Burjuva sınıfın ortaçağ teolojisini pozitivizm cilasıyla boyanmış seküler ve bilimci bir felsefe olarak sunma çabası anlaşılabilir. O elbette rahminde doğduğu sosyal gerçekliğin izini taşıyacaktır. Ortaçağdan beri, hatta tüm uygarlık tarihi boyunca zihinlerimize yüklenen imgesel yaklaşımlardan kurtulmadan, pozitivist dalganın zihinlerimizi adeta esir alması kaçınılmazdı. Bu durum aşırı tekrarlayıcı, içi boş, kuru bir retoriği (söz ustalığı, cambazlığı) gerçek sanmaktan öte bir gelişmeye fırsat tanımadı. Eskiden “İmam ne derse doğrudur un yerine, “Öğretmen, filozof ne derse doğrudur tekerlemesi geçti. Zihin verimsizliğimizin temelinde bu gerçeklik yatar. Dolayısıyla kendi toplumsal doğamıza ilişkin tek bir yorum yapma hakkından bile yoksun kaldık. Bu çok vahim bir durumdur. Kendi kendine beyinsel körleşme ve esarettir. Dinsel dogmatizm hiç olmazsa geleneğin bir nevi taşıyıcı gücüyle bazı tarihi gerçekleri anımsatır. Pozitivizmde bu da yoktur. Gerçeklerimizle aramıza kocaman bir yabancılaşma bendi örer. Batı’nın ideolojik hegemon gücü olarak, bir nevi silah sıkmadan (beynini kullanmadan) teslim almaya benzer. Açık ki, bu dogmatizmi kırmadan, genelde resmi uygarlık, özelde kapitalist modern paradigmayı kırmak mümkün olamadı. Dolayısıyla özgür yorumlama gücüne erişilemedi. Şu düşüncemde ikna olmuş durumdayım: İdeolojik silahlar askeri silahlardan daha fazla yasaklayıcı rol oynar.

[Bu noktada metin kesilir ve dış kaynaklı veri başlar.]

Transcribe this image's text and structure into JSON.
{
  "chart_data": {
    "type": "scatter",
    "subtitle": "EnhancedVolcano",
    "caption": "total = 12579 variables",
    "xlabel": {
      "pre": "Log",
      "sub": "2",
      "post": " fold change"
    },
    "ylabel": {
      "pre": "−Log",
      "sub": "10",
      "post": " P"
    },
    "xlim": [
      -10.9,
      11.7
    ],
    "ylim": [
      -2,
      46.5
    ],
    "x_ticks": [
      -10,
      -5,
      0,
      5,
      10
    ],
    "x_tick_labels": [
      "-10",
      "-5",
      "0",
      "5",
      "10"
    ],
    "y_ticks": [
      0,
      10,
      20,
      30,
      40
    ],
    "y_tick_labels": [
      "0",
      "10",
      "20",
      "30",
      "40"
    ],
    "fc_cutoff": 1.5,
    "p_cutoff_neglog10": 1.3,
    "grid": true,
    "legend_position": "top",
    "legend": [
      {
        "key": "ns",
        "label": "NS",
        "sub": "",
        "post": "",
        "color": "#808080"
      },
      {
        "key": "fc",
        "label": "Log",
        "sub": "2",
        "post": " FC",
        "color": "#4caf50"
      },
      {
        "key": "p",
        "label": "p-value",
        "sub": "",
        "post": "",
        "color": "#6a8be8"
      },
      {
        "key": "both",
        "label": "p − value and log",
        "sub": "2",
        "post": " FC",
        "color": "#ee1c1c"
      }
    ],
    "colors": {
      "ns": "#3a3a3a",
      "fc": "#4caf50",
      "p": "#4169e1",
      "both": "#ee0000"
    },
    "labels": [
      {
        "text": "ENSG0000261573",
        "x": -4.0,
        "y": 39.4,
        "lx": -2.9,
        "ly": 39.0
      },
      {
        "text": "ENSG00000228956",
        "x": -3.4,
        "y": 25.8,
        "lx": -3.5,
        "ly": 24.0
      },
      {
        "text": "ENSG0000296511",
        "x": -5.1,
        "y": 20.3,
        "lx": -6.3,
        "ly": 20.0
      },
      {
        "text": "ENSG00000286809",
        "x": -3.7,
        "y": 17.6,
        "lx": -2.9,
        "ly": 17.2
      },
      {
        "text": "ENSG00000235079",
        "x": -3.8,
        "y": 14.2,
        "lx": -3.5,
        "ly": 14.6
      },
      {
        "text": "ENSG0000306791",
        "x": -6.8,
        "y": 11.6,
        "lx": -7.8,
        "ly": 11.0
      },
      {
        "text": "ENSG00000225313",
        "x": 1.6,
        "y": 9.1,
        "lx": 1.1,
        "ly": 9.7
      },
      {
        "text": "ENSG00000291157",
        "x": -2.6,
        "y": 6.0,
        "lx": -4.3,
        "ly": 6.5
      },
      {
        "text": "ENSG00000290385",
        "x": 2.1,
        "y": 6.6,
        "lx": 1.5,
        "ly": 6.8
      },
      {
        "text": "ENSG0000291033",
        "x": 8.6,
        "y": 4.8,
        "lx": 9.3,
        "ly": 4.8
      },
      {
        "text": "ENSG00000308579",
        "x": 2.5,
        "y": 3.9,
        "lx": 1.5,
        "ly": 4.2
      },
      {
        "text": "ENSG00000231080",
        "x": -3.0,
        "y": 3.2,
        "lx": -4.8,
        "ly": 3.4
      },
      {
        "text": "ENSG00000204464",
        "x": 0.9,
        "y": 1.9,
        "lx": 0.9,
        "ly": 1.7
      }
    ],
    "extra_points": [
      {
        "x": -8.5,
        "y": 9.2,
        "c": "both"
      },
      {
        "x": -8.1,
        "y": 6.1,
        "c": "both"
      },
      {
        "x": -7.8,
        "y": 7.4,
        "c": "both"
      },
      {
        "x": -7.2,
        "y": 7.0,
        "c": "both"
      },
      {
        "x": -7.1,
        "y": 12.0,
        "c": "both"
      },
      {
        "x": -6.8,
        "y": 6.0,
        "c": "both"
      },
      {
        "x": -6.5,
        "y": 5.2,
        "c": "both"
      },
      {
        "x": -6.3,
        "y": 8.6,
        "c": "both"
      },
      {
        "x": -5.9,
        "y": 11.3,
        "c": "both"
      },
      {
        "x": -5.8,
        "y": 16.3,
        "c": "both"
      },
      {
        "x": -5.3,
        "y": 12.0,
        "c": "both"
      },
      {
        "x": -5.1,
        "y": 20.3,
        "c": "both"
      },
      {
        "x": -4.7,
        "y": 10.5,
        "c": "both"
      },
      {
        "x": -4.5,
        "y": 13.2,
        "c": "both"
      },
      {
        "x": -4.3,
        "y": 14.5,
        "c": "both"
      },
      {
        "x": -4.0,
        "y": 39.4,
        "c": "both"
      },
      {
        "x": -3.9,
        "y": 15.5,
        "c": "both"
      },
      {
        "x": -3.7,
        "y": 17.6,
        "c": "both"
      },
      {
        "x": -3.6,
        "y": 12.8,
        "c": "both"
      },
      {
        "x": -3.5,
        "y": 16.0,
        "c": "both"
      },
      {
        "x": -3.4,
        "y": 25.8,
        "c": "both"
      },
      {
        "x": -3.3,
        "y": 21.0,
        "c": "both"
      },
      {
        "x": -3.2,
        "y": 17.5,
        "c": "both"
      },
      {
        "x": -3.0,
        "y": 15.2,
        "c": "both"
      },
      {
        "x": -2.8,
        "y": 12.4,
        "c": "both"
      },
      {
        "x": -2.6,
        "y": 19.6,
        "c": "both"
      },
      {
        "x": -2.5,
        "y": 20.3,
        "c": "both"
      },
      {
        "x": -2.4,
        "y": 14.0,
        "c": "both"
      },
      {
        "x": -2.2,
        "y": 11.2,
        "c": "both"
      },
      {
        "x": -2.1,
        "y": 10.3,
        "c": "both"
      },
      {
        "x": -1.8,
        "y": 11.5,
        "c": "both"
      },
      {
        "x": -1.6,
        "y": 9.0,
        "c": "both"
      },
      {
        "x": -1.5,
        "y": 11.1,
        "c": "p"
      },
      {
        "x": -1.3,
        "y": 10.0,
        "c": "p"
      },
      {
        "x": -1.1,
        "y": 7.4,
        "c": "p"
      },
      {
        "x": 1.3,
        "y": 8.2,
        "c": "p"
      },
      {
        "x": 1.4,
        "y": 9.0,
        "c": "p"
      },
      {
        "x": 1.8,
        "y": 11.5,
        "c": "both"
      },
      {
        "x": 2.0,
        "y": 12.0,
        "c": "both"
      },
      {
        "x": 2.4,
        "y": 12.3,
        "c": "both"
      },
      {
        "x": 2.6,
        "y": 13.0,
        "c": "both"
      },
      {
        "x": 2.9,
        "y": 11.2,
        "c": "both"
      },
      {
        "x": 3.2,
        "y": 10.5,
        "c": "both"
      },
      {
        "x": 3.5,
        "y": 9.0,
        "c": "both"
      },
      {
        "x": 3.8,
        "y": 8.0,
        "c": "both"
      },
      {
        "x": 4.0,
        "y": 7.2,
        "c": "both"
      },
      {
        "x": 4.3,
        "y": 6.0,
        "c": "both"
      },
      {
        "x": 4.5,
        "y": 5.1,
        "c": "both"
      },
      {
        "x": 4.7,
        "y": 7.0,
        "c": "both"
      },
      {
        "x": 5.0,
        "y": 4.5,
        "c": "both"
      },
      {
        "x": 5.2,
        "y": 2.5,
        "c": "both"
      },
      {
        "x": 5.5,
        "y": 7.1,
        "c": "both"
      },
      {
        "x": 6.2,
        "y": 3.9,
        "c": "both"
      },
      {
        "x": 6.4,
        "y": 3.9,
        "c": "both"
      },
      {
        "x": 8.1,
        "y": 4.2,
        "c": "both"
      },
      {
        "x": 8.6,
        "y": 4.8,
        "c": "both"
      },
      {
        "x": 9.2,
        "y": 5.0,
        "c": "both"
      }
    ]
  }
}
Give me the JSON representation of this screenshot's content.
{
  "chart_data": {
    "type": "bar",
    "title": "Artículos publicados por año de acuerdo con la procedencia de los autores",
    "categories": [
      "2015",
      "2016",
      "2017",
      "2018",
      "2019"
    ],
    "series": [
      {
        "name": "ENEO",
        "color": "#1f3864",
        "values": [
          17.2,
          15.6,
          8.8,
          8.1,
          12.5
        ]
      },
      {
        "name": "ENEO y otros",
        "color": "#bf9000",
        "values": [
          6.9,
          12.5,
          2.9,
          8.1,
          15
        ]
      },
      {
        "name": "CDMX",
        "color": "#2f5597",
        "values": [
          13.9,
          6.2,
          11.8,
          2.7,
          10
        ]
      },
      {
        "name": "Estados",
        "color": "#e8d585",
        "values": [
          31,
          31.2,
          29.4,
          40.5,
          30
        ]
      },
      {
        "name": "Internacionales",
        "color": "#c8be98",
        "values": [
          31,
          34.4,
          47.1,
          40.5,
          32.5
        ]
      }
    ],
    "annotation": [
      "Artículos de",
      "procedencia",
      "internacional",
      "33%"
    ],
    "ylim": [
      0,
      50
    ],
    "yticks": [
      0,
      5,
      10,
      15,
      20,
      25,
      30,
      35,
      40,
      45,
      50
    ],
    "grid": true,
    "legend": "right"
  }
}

“Demokratik uygarlık sistemleştirilebilir mi? sorusunu kendime sorarken, bu yöntemsel zincirlerle az boğuşmadım. Daha zorlu olanı ise, çok inandığım bilimsel sosyalizme ilişkin dogmaların kırılmasıydı. Adeta kendi kendinle vuruşarak dogmatizmin esiri olmaktan kurtuluyorsun. Kaldı ki, yaşamımın büyük bir kısmı bu uğraşıyla geçti.
Şöyle bir çelişki de yaşıyordum: Bir yandan tarım devriminin anayurdunda binlerce yıldan beri (M.Ö. 10000’den günümüze kadar) yaşanan bir kültürün hala etkisindeyken, diğer yandan kapitalizm sonrasının toplumunu kurma mücadelesine soyunmuştum. Aradaki en az on iki bin yıllık boşluğu çözmeden nasıl yeni toplumu kuracaktık? Düşünce sistemimiz bir nevi ahiret bilimine (eskataloji) dönüşmüştü. Açık ki, düşüncemde verimli bir yöntem yer etmemişti. Yazılanların dışında bir santim ötesini düşünememe hastalığı ancak dogmatizmin etkisiyle izah edilebilir. Dinsel kalıpların hayhuyundan kurtulamadan, resmi pozitivizmin dediğim dediktir bombardımanına uğradık. Anladım ki, sistemlerin asıl koruyucu güçleri ideolojik hegemonyasından kaynaklanmaktadır. Bu nedenle Nietzsche’nin resmi Alman ideolojik gücüyle çıldırıncaya kadar boğuşmasını daha iyi anlıyorum. Eğer Batı’ya ilişkin birkaç yalın hakikat biliyorsak, herhalde bunu bu çılgınca boğuşmaya borçluyuz.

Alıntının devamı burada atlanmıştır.